Safety and precautions while mixing Pregabalin and Gabapentin
Pregabalin and Gabapentin may interact with other drugs. Therefore, care should be taken when you are taking any prescription or non-prescription medicines and herbal or vitamin supplements. It is advisable that you do not start, stop or change or take any medicine unless you have discussed with your doctor or professional consult.
- Do not use the medicine if you are hypersensitive or allergic (e.g., anaphylaxis) to Pregabalin or Gabapentin, or any of the drug constituents.
- Do not share the medications with other persons having the similar kind of problems. Consult your doctor for more details.
- Gabapentin should be avoided during breast feeding as it can pass into breast milk and may harm a nursing baby. Morphine is also not recommended during breast feeding.
- Pregabalin and Gabapentin use is not recommended during driving or operating heavy machines as they may cause the patient drowsy and dizzy, and also result in decreasing their thinking and cause loss of coordination.
- Regular visits are required during administration of Pregabalin and Gabapentin as they may result in development of suicidal thoughts in some people.
- Pregabalin administration may cause harm to the foetus and should not be used during pregnancy. Gabapentin is also not recommended for use during pregnancy.
- Use of alcohol is not recommended during the administration of these medications.
- Pregabalin: Gabapentine use may result in serious blood problems or a life-threatening skin rash. It is therefore advised to consult the doctor in case of fever, unusual weakness, bleeding, or a skin rash during the use of the drugs.
- It is always recommended that analgesia should be dose–limited when used in combination due to their increased side effects. Caution should be taken before using Pregabalin in combination with Gabapentine.
- Gabapentine and Pregabalin can be taken together at the same time to treat neuropathic pain. However, the dose should be adjusted by professional healthcare, if needed.
- Do not use the medicine if you are hypersensitive or allergic (e.g., anaphylaxis or Stevens-Johnson syndrome) to Gabapentine or any other opioid drug or -aminobutyric acid (GABA) derivative or to any ingredient of the drug formulation.
- The Gabapentine and Pregabalin may interact with other drugs. Therefore, care should be taken when you are taking any prescription or non-prescription medicines and herbal or vitamin supplements. It is advisable that you do not start, stop or change or take any medicine unless you have discussed with your doctor or professional consult.

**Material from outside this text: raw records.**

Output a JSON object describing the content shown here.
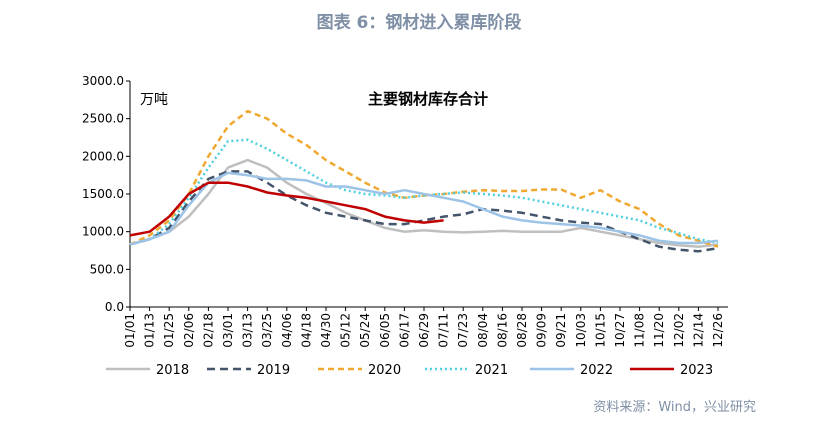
{
  "chart_data": {
    "type": "line",
    "title": "图表 6：钢材进入累库阶段",
    "unit_label": "万吨",
    "subtitle": "主要钢材库存合计",
    "source": "资料来源：Wind，兴业研究",
    "categories": [
      "01/01",
      "01/13",
      "01/25",
      "02/06",
      "02/18",
      "03/01",
      "03/13",
      "03/25",
      "04/06",
      "04/18",
      "04/30",
      "05/12",
      "05/24",
      "06/05",
      "06/17",
      "06/29",
      "07/11",
      "07/23",
      "08/04",
      "08/16",
      "08/28",
      "09/09",
      "09/21",
      "10/03",
      "10/15",
      "10/27",
      "11/08",
      "11/20",
      "12/02",
      "12/14",
      "12/26"
    ],
    "series": [
      {
        "name": "2018",
        "color": "#bfbfbf",
        "dash": "none",
        "values": [
          830,
          900,
          1000,
          1200,
          1500,
          1850,
          1950,
          1850,
          1650,
          1500,
          1380,
          1250,
          1150,
          1050,
          1000,
          1020,
          1000,
          990,
          1000,
          1010,
          1000,
          1000,
          1000,
          1050,
          1000,
          950,
          900,
          850,
          820,
          800,
          830
        ]
      },
      {
        "name": "2019",
        "color": "#44546a",
        "dash": "8 5",
        "values": [
          830,
          900,
          1050,
          1400,
          1700,
          1800,
          1800,
          1650,
          1480,
          1350,
          1250,
          1200,
          1150,
          1100,
          1100,
          1150,
          1200,
          1230,
          1300,
          1280,
          1250,
          1200,
          1150,
          1120,
          1100,
          1000,
          900,
          800,
          760,
          740,
          780
        ]
      },
      {
        "name": "2020",
        "color": "#f0a830",
        "dash": "6 4",
        "values": [
          830,
          950,
          1150,
          1500,
          2000,
          2400,
          2600,
          2500,
          2300,
          2150,
          1950,
          1800,
          1650,
          1520,
          1450,
          1480,
          1500,
          1530,
          1550,
          1540,
          1540,
          1560,
          1560,
          1450,
          1550,
          1400,
          1300,
          1100,
          950,
          880,
          800
        ]
      },
      {
        "name": "2021",
        "color": "#4fcfdf",
        "dash": "2 3",
        "values": [
          830,
          900,
          1100,
          1450,
          1850,
          2200,
          2220,
          2100,
          1950,
          1800,
          1650,
          1550,
          1500,
          1480,
          1450,
          1480,
          1500,
          1520,
          1500,
          1480,
          1450,
          1400,
          1350,
          1300,
          1250,
          1200,
          1150,
          1050,
          980,
          900,
          850
        ]
      },
      {
        "name": "2022",
        "color": "#9dc3e6",
        "dash": "none",
        "values": [
          830,
          900,
          1000,
          1350,
          1650,
          1780,
          1750,
          1700,
          1700,
          1680,
          1600,
          1600,
          1550,
          1500,
          1550,
          1500,
          1450,
          1400,
          1300,
          1200,
          1150,
          1120,
          1100,
          1080,
          1050,
          1000,
          950,
          880,
          850,
          850,
          880
        ]
      },
      {
        "name": "2023",
        "color": "#c00000",
        "dash": "none",
        "values": [
          950,
          1000,
          1200,
          1500,
          1650,
          1650,
          1600,
          1520,
          1480,
          1450,
          1400,
          1350,
          1300,
          1200,
          1150,
          1120,
          1150,
          null,
          null,
          null,
          null,
          null,
          null,
          null,
          null,
          null,
          null,
          null,
          null,
          null,
          null
        ]
      }
    ],
    "ylim": [
      0,
      3000
    ],
    "yticks": [
      {
        "value": 0,
        "label": "0.0"
      },
      {
        "value": 500,
        "label": "500.0"
      },
      {
        "value": 1000,
        "label": "1000.0"
      },
      {
        "value": 1500,
        "label": "1500.0"
      },
      {
        "value": 2000,
        "label": "2000.0"
      },
      {
        "value": 2500,
        "label": "2500.0"
      },
      {
        "value": 3000,
        "label": "3000.0"
      }
    ],
    "grid": false,
    "legend": "bottom"
  }
}
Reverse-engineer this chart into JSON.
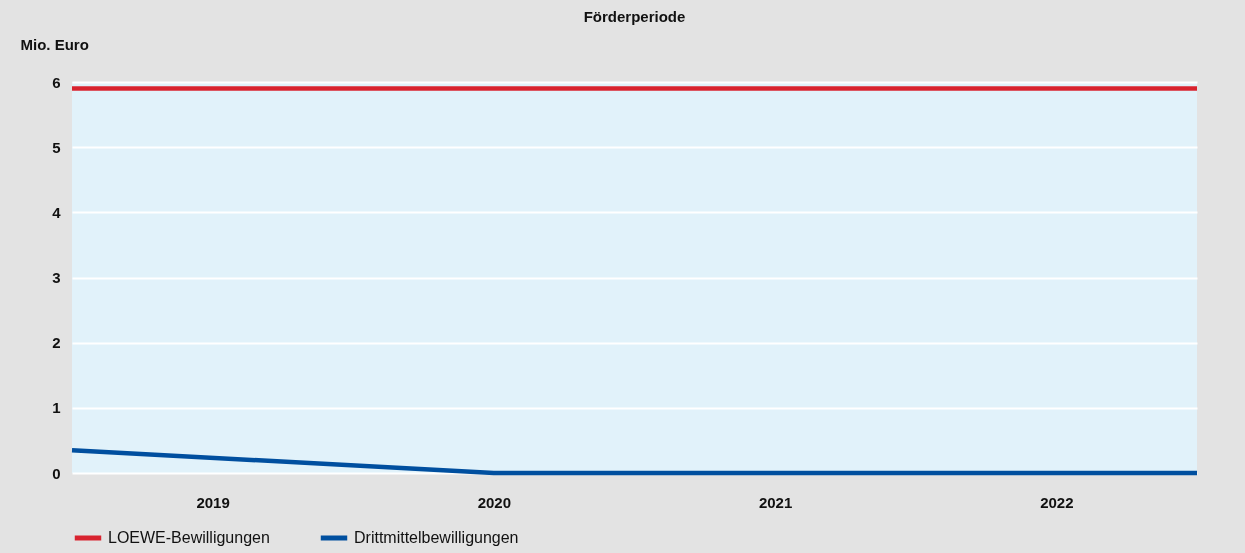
{
  "chart_data": {
    "type": "line",
    "title": "Förderperiode",
    "ylabel": "Mio. Euro",
    "xlim": [
      2018.5,
      2022.5
    ],
    "xticks": [
      2019,
      2020,
      2021,
      2022
    ],
    "ylim": [
      0,
      6
    ],
    "yticks": [
      0,
      1,
      2,
      3,
      4,
      5,
      6
    ],
    "grid": "y",
    "legend": "bottom",
    "line_style": "solid",
    "series": [
      {
        "name": "LOEWE-Bewilligungen",
        "color": "#d8232f",
        "x": [
          2018.5,
          2022.5
        ],
        "values": [
          5.9,
          5.9
        ]
      },
      {
        "name": "Drittmittelbewilligungen",
        "color": "#004f9f",
        "x": [
          2018.5,
          2020,
          2021,
          2022,
          2022.5
        ],
        "values": [
          0.35,
          0,
          0,
          0,
          0
        ]
      }
    ]
  }
}
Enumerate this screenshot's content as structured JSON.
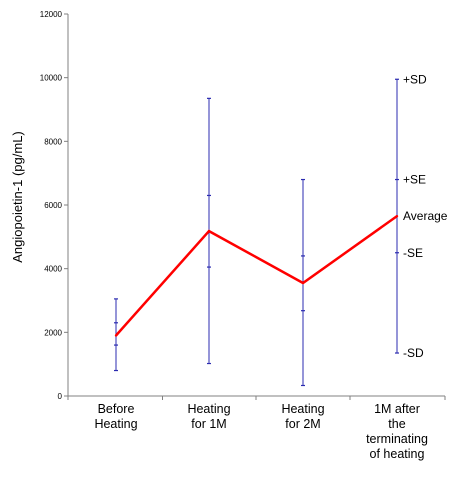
{
  "chart_data": {
    "type": "line",
    "xlabel": "",
    "ylabel": "Angiopoietin-1 (pg/mL)",
    "ylim": [
      0,
      12000
    ],
    "yticks": [
      0,
      2000,
      4000,
      6000,
      8000,
      10000,
      12000
    ],
    "categories": [
      "Before Heating",
      "Heating for 1M",
      "Heating for 2M",
      "1M after the terminating of heating"
    ],
    "category_lines": [
      [
        "Before",
        "Heating"
      ],
      [
        "Heating",
        "for 1M"
      ],
      [
        "Heating",
        "for 2M"
      ],
      [
        "1M after",
        "the",
        "terminating",
        "of heating"
      ]
    ],
    "series": [
      {
        "name": "Average",
        "values": [
          1900,
          5180,
          3550,
          5650
        ],
        "se_upper": [
          2300,
          6300,
          4400,
          6800
        ],
        "se_lower": [
          1600,
          4050,
          2680,
          4500
        ],
        "sd_upper": [
          3050,
          9350,
          6800,
          9950
        ],
        "sd_lower": [
          800,
          1020,
          330,
          1350
        ],
        "color": "#ff0000",
        "errorbar_color": "#2b2bb0"
      }
    ],
    "annotations": [
      "+SD",
      "+SE",
      "Average",
      "-SE",
      "-SD"
    ],
    "grid": false,
    "legend": "none"
  }
}
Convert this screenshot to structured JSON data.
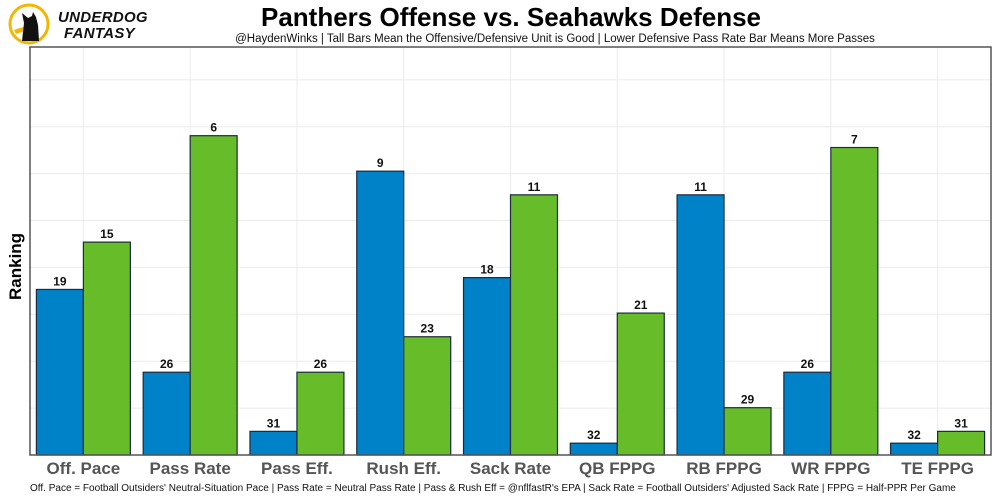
{
  "brand": {
    "line1": "UNDERDOG",
    "line2": "FANTASY",
    "accent": "#f2b705"
  },
  "header": {
    "title": "Panthers Offense vs. Seahawks Defense",
    "subtitle": "@HaydenWinks | Tall Bars Mean the Offensive/Defensive Unit is Good | Lower Defensive Pass Rate Bar Means More Passes"
  },
  "footer": "Off. Pace = Football Outsiders' Neutral-Situation Pace | Pass Rate = Neutral Pass Rate | Pass & Rush Eff = @nflfastR's EPA | Sack Rate = Football Outsiders' Adjusted Sack Rate | FPPG = Half-PPR Per Game",
  "chart_data": {
    "type": "bar",
    "title": "Panthers Offense vs. Seahawks Defense",
    "xlabel": "",
    "ylabel": "Ranking",
    "categories": [
      "Off. Pace",
      "Pass Rate",
      "Pass Eff.",
      "Rush Eff.",
      "Sack Rate",
      "QB FPPG",
      "RB FPPG",
      "WR FPPG",
      "TE FPPG"
    ],
    "series": [
      {
        "name": "Panthers Offense",
        "color": "#0082c8",
        "values": [
          19,
          26,
          31,
          9,
          18,
          32,
          11,
          26,
          32
        ]
      },
      {
        "name": "Seahawks Defense",
        "color": "#67bc29",
        "values": [
          15,
          6,
          26,
          23,
          11,
          21,
          29,
          7,
          31
        ]
      }
    ],
    "value_encoding": "bar height = 33 - ranking (rank 1 tallest, rank 32 shortest)",
    "ylim": [
      0,
      34.5
    ],
    "grid": true,
    "legend": "none"
  }
}
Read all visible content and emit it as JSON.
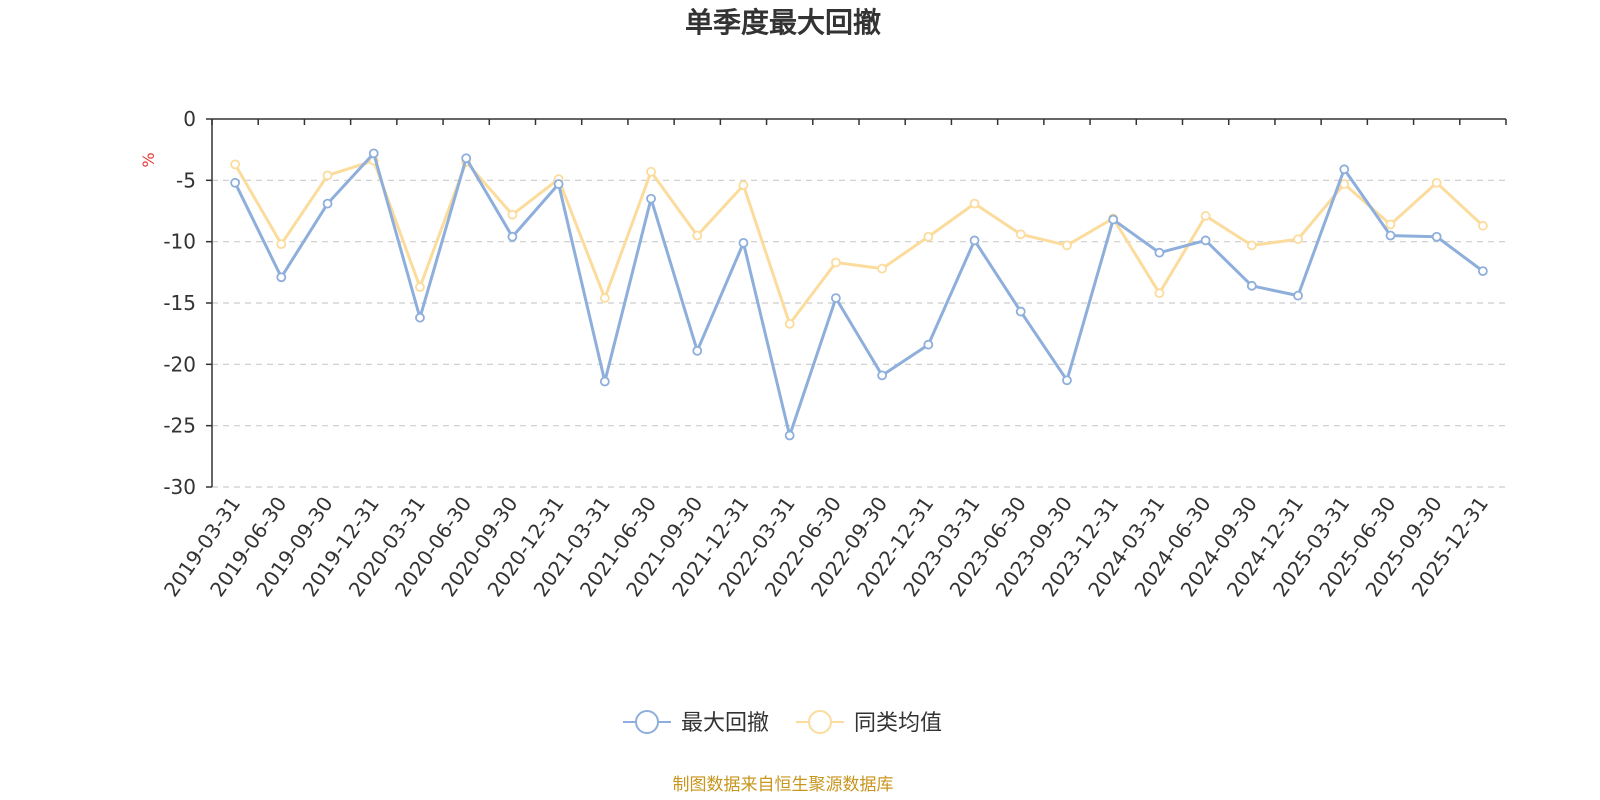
{
  "chart_data": {
    "type": "line",
    "title": "单季度最大回撤",
    "ylabel": "%",
    "ylim": [
      -30,
      0
    ],
    "yticks": [
      0,
      -5,
      -10,
      -15,
      -20,
      -25,
      -30
    ],
    "grid": true,
    "legend_position": "bottom",
    "categories": [
      "2019-03-31",
      "2019-06-30",
      "2019-09-30",
      "2019-12-31",
      "2020-03-31",
      "2020-06-30",
      "2020-09-30",
      "2020-12-31",
      "2021-03-31",
      "2021-06-30",
      "2021-09-30",
      "2021-12-31",
      "2022-03-31",
      "2022-06-30",
      "2022-09-30",
      "2022-12-31",
      "2023-03-31",
      "2023-06-30",
      "2023-09-30",
      "2023-12-31",
      "2024-03-31",
      "2024-06-30",
      "2024-09-30",
      "2024-12-31",
      "2025-03-31",
      "2025-06-30",
      "2025-09-30",
      "2025-12-31"
    ],
    "series": [
      {
        "name": "最大回撤",
        "color": "#8eaedb",
        "values": [
          -5.2,
          -12.9,
          -6.9,
          -2.8,
          -16.2,
          -3.2,
          -9.6,
          -5.3,
          -21.4,
          -6.5,
          -18.9,
          -10.1,
          -25.8,
          -14.6,
          -20.9,
          -18.4,
          -9.9,
          -15.7,
          -21.3,
          -8.2,
          -10.9,
          -9.9,
          -13.6,
          -14.4,
          -4.1,
          -9.5,
          -9.6,
          -12.4
        ]
      },
      {
        "name": "同类均值",
        "color": "#fbdc9d",
        "values": [
          -3.7,
          -10.2,
          -4.6,
          -3.4,
          -13.7,
          -3.5,
          -7.8,
          -4.9,
          -14.6,
          -4.3,
          -9.5,
          -5.4,
          -16.7,
          -11.7,
          -12.2,
          -9.6,
          -6.9,
          -9.4,
          -10.3,
          -8.1,
          -14.2,
          -7.9,
          -10.3,
          -9.8,
          -5.3,
          -8.6,
          -5.2,
          -8.7
        ]
      }
    ],
    "source": "制图数据来自恒生聚源数据库"
  }
}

- Before taking Gabapentine-Pregabalin, tell your doctor about your medical history if you have kidney disease, liver disease, asthma, liver disease, mononucleosis (also called “mono”), a bleeding or blood clotting disorder, or any type of allergy, hay fever or hives.
- Gabapentine in combination with Pregabalin exacerbate the side effects such as drowsiness, dizziness, confusion, difficulty to focus properly, impairment in thinking, judgment, and motor coordination. These side effects are more in elderly population therefore it is recommended to avoid the activities which require alertness such as operating dangerous equipment or machinery, driving etc.